The minister also revealed that Nigeria’s external reserves had grown from about $3bn to over $23bn in less than two years, a development he attributed to improved revenue generation and enhanced forex management.

He added that the government had recorded a leap in annual revenue from N12.5tn in 2023 to over N20tn in 2024, with the positive trend continuing in 2025.

“On the fiscal side as well, with the effort to apply technology, block loopholes, stem leakages, we have had in 2024 a huge increase in revenue from just above 12 per cent, N12.5tn to N20tn, virtually N21tn,” he said.

Edun noted a significant improvement in Nigeria’s debt sustainability metrics, stating that the debt service-to-revenue ratio had declined from 150 per cent in the first quarter of 2023 to around 60 per cent by the end of 2024.

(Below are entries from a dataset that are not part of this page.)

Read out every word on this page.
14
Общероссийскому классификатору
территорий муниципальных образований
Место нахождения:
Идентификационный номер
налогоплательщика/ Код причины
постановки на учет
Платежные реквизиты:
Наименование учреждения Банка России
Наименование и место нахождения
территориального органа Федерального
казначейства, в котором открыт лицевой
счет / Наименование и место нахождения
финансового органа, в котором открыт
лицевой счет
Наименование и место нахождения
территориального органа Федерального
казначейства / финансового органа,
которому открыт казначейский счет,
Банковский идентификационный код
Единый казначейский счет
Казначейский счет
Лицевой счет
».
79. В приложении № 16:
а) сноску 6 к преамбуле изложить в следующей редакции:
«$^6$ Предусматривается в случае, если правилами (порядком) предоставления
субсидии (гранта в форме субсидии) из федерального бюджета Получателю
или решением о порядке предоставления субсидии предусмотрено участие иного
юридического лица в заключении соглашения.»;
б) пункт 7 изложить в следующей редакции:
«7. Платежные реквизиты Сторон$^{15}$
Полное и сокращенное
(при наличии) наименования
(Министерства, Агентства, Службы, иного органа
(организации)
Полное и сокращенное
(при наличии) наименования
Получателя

He emphasised that this improvement was due to rising revenues and a deliberate decision by the government to halt the overreliance on Ways and Means advances from the Central Bank.

According to him, borrowing is now carried out within regulated limits, thereby restoring fiscal discipline and investor trust. The minister said international credit rating agencies, including Fitch and Moody’s, had responded positively to the reforms by upgrading Nigeria’s sovereign credit ratings.

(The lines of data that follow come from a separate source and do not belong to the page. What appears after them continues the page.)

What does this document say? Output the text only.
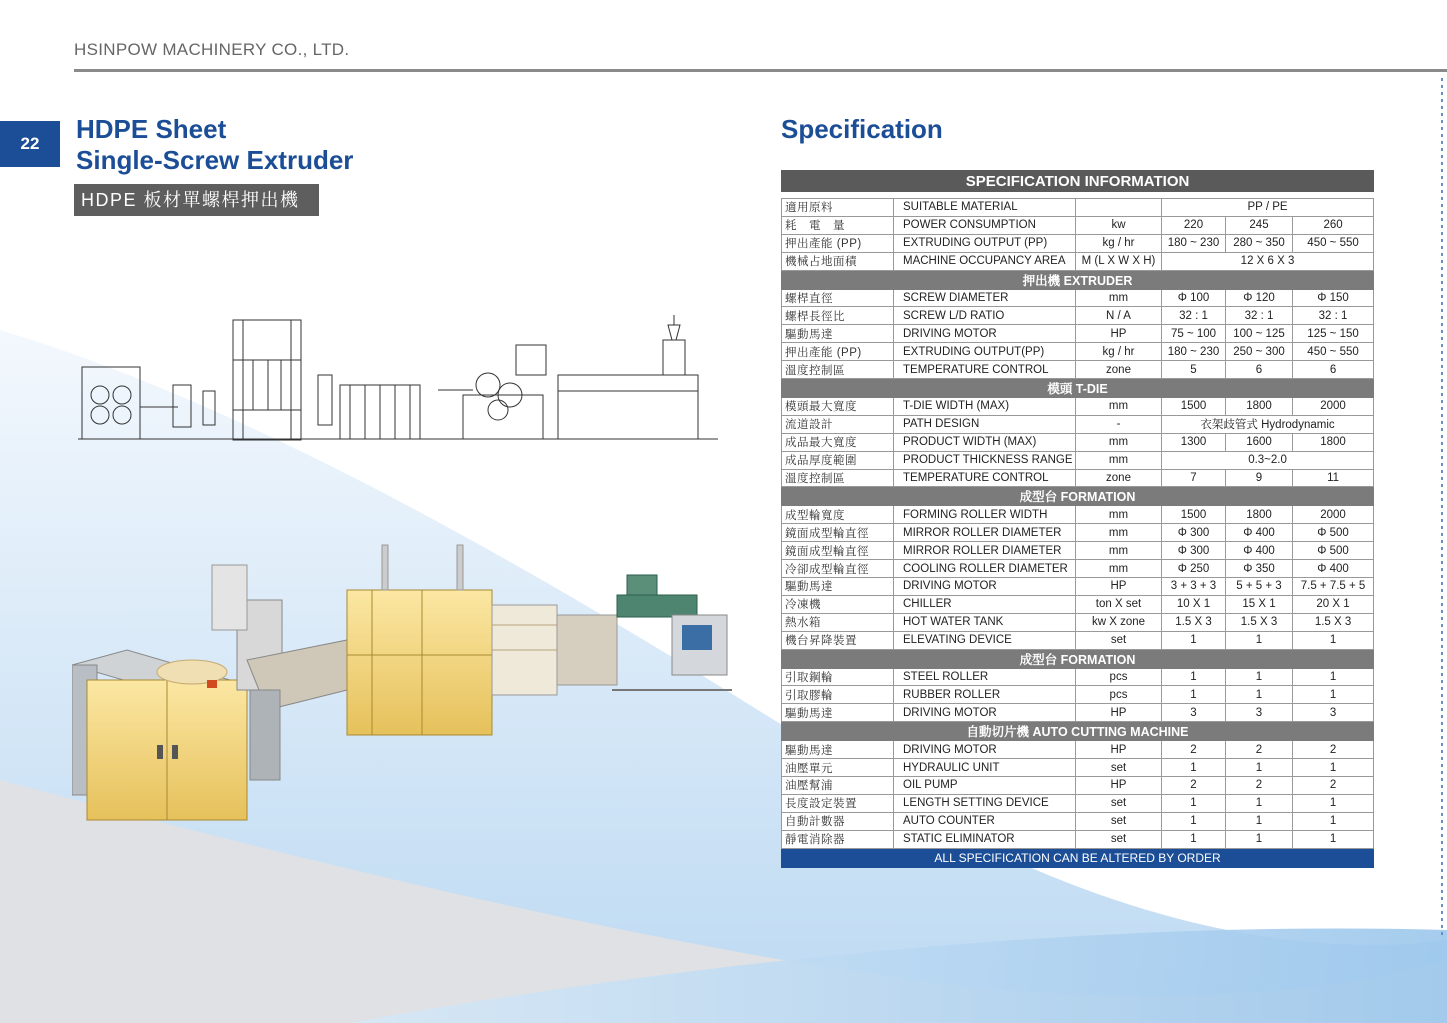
HSINPOW MACHINERY CO., LTD.
22	HDPE Sheet
Single-Screw Extruder
HDPE 板材單螺桿押出機
Specification
SPECIFICATION INFORMATION					

適用原料	SUITABLE MATERIAL		PP / PE		
耗　電　量	POWER CONSUMPTION	kw	220	245	260
押出產能 (PP)	EXTRUDING OUTPUT (PP)	kg / hr	180 ~ 230	280 ~ 350	450 ~ 550
機械占地面積	MACHINE OCCUPANCY AREA	M (L X W X H)	12 X 6 X 3		
押出機 EXTRUDER					
螺桿直徑	SCREW DIAMETER	mm	Φ 100	Φ 120	Φ 150
螺桿長徑比	SCREW L/D RATIO	N / A	32 : 1	32 : 1	32 : 1
驅動馬達	DRIVING MOTOR	HP	75 ~ 100	100 ~ 125	125 ~ 150
押出產能 (PP)	EXTRUDING OUTPUT(PP)	kg / hr	180 ~ 230	250 ~ 300	450 ~ 550
溫度控制區	TEMPERATURE CONTROL	zone	5	6	6
模頭 T-DIE					
模頭最大寬度	T-DIE WIDTH (MAX)	mm	1500	1800	2000
流道設計	PATH DESIGN	-	衣架歧管式 Hydrodynamic		
成品最大寬度	PRODUCT WIDTH (MAX)	mm	1300	1600	1800
成品厚度範圍	PRODUCT THICKNESS RANGE	mm	0.3~2.0		
溫度控制區	TEMPERATURE CONTROL	zone	7	9	11
成型台 FORMATION					
成型輪寬度	FORMING ROLLER WIDTH	mm	1500	1800	2000
鏡面成型輪直徑	MIRROR ROLLER DIAMETER	mm	Φ 300	Φ 400	Φ 500
鏡面成型輪直徑	MIRROR ROLLER DIAMETER	mm	Φ 300	Φ 400	Φ 500
冷卻成型輪直徑	COOLING ROLLER DIAMETER	mm	Φ 250	Φ 350	Φ 400
驅動馬達	DRIVING MOTOR	HP	3 + 3 + 3	5 + 5 + 3	7.5 + 7.5 + 5
冷凍機	CHILLER	ton X set	10 X 1	15 X 1	20 X 1
熱水箱	HOT WATER TANK	kw X zone	1.5 X 3	1.5 X 3	1.5 X 3
機台昇降裝置	ELEVATING DEVICE	set	1	1	1
成型台 FORMATION					
引取鋼輪	STEEL ROLLER	pcs	1	1	1
引取膠輪	RUBBER ROLLER	pcs	1	1	1
驅動馬達	DRIVING MOTOR	HP	3	3	3
自動切片機 AUTO CUTTING MACHINE					
驅動馬達	DRIVING MOTOR	HP	2	2	2
油壓單元	HYDRAULIC UNIT	set	1	1	1
油壓幫浦	OIL PUMP	HP	2	2	2
長度設定裝置	LENGTH SETTING DEVICE	set	1	1	1
自動計數器	AUTO COUNTER	set	1	1	1
靜電消除器	STATIC ELIMINATOR	set	1	1	1
ALL SPECIFICATION CAN BE ALTERED BY ORDER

He explained that such upgrades signal investor confidence and reduce borrowing costs on both international and local markets, which, in turn, support inflation control and macroeconomic stability.

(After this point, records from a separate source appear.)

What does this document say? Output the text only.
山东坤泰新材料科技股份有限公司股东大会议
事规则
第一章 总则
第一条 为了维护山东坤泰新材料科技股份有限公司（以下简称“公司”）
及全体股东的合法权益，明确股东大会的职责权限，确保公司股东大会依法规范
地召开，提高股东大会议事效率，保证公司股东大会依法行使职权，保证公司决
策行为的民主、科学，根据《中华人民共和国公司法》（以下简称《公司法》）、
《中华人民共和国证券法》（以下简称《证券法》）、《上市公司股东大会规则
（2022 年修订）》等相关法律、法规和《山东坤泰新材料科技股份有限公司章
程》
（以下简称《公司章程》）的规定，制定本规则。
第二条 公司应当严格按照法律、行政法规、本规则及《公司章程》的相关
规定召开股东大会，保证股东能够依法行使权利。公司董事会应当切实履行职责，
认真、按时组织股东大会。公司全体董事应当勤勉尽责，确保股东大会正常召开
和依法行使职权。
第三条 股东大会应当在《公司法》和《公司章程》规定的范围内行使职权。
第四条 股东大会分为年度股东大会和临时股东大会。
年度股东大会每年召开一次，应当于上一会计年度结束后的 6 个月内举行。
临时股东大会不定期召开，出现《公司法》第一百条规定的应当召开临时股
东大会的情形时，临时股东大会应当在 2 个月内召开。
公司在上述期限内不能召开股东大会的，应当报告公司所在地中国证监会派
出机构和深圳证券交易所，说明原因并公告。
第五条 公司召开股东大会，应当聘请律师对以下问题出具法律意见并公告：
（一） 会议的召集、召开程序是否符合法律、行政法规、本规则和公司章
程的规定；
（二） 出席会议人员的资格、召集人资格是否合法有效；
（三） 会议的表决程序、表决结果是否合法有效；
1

While acknowledging that oil revenues were still below target due to low production levels and global price fluctuations, Edun said efforts were ongoing to raise output.

He, however, pointed to long-term structural improvements such as the development of domestic refining capacity, which now stands at 1.2 million barrels per day, led by Dangote Refinery and modular refineries.

He said this capacity would reduce Nigeria’s reliance on crude exports and enhance value-added production, forex earnings, and job creation. Edun stated that the reforms were not only macroeconomic but also targeted at improving the quality of life for ordinary Nigerians.

He mentioned that grants and low-interest loans had been made available to small businesses and that new mortgage products, offering interest rates below 10 per cent for up to 25 years, were now accessible through the Ministry of Finance Incorporated in collaboration with pension funds and development partners.

He also noted that 37 million Nigerians now have access to revitalised primary healthcare centres, while 400,000 young people, including youth corps members, are being targeted under the government’s consumer credit initiative with loan packages ranging from N200,000 to N300,000.

He added that there had been a 40 per cent increase in electricity output, with ongoing reforms in the power sector including the introduction of the Band A tariff structure and a major metering initiative.

He also highlighted the growing focus on renewable energy and noted Nigeria’s involvement in the World Bank and African Development Bank’s Mission 300 programme, aimed at providing electricity to 300 million Africans by 2030.

Also speaking on behalf of the MoFI Managing Director, Dr Armstrong Takang, Executive Director of the Ministry of Finance Incorporated, Tajudeen Ahmed, disclosed that the government had identified N38tn worth of publicly owned assets so far and projected that the figure would rise to N70tn by 2026.

He said MoFI was working to scale the total asset value to N100tn over the next decade, which would drive investment and transparency.